Since I was just discussing these examples of wackiness that appear in
the supermarket tabloids and since I just described the strange object I
saw in the sky I thought I would share another strange experience of
mine. The gullible would have called it a premonition of my own death.
?Back in 1992 I was experiencing a bout of depression. I am about to
describe something that was very visual for me, so let me point out that
this was about four years after I became blind. I was sitting on a couch
and in a fit of despair I said to myself, how long is it going to be
before I die; when will this finally be over with? Suddenly a picture
appeared before me. It was not like a daydream. It was as if I was
actually looking at a very clear scene with perfectly functioning eyes.
I saw myself lying on a floor covered with green carpeting. I was face
up with open unblinking eyes that gave the appearance of death. My arms
were extended away from my sides at an angle and I was wearing my
long-sleeve blue shirt. To the left of my body and above it was a closed
door and there was a planter with some decorative plant growing in it
beside the door. To the right of the body and toward the bottom was the
lower part of a wooden staircase. It actually looked like a living room
in a house, but that was the extent of what I could see of the room. I
will add that it looked like no room that I could identify from my
memory. Then for numerals appeared over the scene. They were 1996. The
digits had the appearance of the style one would expect to see on a
wanted poster in an old western movie. I immediately asked, when in
1996. The rest was not visual, but a strong feeling hit me that it was
in the late summer. I remember thinking that, darn, I won't get to see
the outcome of the 1996 election. Then the vision was gone. As real as
the experience seemed, I was not the superstitious type back then any
more than I am now. If I had been superstitious and gullible I suppose I
would have been convinced that I had had a premonition of my own death.
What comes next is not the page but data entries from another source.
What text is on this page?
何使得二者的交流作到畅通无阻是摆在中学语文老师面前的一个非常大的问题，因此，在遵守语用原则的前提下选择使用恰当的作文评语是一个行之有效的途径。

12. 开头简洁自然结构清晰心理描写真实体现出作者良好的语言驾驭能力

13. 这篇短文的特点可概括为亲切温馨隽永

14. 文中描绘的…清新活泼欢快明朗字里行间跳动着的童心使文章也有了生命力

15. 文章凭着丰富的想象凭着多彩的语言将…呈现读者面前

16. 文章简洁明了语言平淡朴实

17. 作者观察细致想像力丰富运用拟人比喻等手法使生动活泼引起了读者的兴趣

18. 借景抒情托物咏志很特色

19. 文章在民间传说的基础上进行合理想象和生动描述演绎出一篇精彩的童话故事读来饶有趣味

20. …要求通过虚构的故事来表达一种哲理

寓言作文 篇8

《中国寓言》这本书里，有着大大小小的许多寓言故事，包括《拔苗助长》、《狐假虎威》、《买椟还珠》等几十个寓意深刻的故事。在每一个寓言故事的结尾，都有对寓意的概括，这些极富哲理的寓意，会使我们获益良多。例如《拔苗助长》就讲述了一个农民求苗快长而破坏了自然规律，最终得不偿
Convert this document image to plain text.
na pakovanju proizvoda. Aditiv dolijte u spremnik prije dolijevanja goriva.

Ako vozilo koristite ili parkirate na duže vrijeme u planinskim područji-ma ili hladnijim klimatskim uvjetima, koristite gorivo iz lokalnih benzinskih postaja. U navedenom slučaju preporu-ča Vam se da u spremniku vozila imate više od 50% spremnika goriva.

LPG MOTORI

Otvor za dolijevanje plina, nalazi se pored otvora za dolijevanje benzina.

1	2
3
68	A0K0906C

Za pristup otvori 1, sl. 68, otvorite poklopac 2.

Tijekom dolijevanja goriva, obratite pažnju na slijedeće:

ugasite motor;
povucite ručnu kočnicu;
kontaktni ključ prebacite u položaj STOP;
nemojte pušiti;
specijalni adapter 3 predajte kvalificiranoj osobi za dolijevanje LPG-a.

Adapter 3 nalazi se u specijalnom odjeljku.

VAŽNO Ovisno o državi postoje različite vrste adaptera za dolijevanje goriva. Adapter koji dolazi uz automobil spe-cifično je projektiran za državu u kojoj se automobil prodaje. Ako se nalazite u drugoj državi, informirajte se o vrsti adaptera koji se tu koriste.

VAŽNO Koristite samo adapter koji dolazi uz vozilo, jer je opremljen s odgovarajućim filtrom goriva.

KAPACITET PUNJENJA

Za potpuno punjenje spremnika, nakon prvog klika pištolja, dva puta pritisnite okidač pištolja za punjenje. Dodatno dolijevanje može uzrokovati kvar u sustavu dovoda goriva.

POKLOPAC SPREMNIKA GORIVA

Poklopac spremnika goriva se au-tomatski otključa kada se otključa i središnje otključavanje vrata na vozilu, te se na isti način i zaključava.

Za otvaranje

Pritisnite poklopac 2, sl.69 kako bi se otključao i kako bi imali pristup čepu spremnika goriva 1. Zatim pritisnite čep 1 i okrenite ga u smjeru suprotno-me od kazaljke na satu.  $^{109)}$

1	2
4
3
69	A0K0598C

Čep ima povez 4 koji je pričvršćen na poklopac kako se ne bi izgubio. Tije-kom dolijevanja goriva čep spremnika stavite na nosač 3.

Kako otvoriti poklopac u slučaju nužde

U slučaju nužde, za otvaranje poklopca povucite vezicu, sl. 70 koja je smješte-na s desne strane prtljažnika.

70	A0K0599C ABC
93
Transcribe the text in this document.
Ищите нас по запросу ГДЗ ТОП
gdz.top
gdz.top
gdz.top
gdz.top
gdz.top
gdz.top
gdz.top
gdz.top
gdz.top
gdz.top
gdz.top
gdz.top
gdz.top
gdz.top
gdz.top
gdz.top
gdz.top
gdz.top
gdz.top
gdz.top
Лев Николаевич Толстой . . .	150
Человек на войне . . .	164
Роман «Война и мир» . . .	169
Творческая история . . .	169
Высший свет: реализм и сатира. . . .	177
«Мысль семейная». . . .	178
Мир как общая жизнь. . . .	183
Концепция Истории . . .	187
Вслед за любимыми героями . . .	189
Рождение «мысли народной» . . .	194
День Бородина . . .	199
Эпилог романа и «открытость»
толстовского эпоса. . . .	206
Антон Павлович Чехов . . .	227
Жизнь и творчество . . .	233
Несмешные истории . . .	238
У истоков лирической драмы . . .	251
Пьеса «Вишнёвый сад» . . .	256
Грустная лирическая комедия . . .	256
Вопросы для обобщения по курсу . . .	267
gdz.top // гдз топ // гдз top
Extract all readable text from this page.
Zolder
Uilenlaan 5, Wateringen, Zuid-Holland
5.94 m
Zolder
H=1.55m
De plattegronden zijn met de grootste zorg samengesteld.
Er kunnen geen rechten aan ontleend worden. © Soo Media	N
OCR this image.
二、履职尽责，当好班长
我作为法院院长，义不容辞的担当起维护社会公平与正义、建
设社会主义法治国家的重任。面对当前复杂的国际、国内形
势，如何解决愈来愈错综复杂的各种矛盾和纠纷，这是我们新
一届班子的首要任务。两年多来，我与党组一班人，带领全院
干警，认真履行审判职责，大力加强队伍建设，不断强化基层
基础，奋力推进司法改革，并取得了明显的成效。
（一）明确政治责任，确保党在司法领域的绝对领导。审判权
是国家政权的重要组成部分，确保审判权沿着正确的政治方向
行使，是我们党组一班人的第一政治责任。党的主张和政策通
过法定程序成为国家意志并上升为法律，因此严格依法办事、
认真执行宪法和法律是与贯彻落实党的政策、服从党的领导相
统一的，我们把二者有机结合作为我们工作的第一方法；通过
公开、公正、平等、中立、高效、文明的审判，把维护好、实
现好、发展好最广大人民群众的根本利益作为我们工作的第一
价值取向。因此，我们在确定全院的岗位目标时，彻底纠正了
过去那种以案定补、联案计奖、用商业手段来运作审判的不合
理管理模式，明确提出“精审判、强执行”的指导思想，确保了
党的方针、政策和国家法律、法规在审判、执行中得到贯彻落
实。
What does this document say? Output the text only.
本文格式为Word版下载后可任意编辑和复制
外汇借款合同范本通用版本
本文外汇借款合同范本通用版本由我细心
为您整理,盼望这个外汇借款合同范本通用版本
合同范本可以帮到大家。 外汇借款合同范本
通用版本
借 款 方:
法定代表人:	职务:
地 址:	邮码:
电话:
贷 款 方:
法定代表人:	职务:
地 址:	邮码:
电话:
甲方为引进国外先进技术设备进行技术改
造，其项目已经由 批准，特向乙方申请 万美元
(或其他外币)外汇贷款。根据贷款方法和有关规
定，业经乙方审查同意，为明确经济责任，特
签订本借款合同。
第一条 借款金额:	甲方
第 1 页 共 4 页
As it was, I just dismissed it as my imagination and was over it by the
next day. I never even mentioned it to anyone until the year of 1996 had
passed and then I only mentioned it as a funny story and used it to
illustrate exactly what I am using it for right now. One might say that
it was a genuine premonition and I just got the date wrong. Well, if so
I got the shirt wrong too because I don't have that shirt anymore. It
wore out and I tossed it. This vision was obviously my own imagination.
I did not consciously decide to imagine it. From my point of view it
just came unbidden right after I had asked myself a question. But it
still had to be my imagination. It certainly was not placed there by
some outside force and if I claimed that it was then I would be talking
about another aspect of my imagination. This is the kind of thing that
leads to claims of psychic phenomena when experienced by the gullible
though. Now that I have found out that what I thought was a list
conversation with Bonnie was actually private I don't remember what
comments from me made it to the list and which ones did not. But at some
point I was telling Bonnie about a similar psychic experience from a
really commendable purveyor of materialism, Carl Sagan. He woke up in
the middle of the night with a very strong feeling that an acquaintance
of his was in some kind of dire trouble. The feeling was so strong that
he called the person across the country to confirm that he was okay. It
turned out that he was just fine. He pointed out that these strong
feelings and visions are not that uncommon. And, of course, the vast
majority of them don't coincide with anything real at all. Those
generally go unreported. It occurs to me that one of the main reasons
that the misses go unreported is that the people who experience them are
too embarrassed to report them. But with so many would be premonitions
going on there are bound to be occasional hits too. The hits get all the
attention. Somehow it never even occurs to the gullible superstitious
types that there might be any misses at all. Then, even if it is a miss,
there are people who are so determined that psychic tabloid type claims
are true that they impose interpretations on those misses to make them
sound like hits. That imposition of interpretations is commonly
practiced in other closely related areas of superstition too. Look at
Nostrodamus. He is claimed to have predicted the entire history of the
world since the sixteenth century. If you look at what he actually
wrote, though, his words say what they say and it really takes some
imagination to make them say what they are claimed to predict. Those who
make those claims also can only point to the relevant passages after the
event has happened too. No one yet has been able to look at the writings
of Nostradamus and tell what is going to happen in the future. The same
has been done to the bible and the Quran. It was on another list that
someone was claiming that the Quran talked about the big bang cosmogenic
theory. I don't remember the exact quote, but he did quote the passage.
It said something about smoke. There was nothing there even vaguely
related to the big bang. It was an imposed interpretation. It is like
looking at Donald Trump's fire and fury statement and claiming that he
was talking about a supernova in a distance galaxy. Consider these
points the next time someone throws fits because you disagree with their
imposed interpretation on something they don't understand.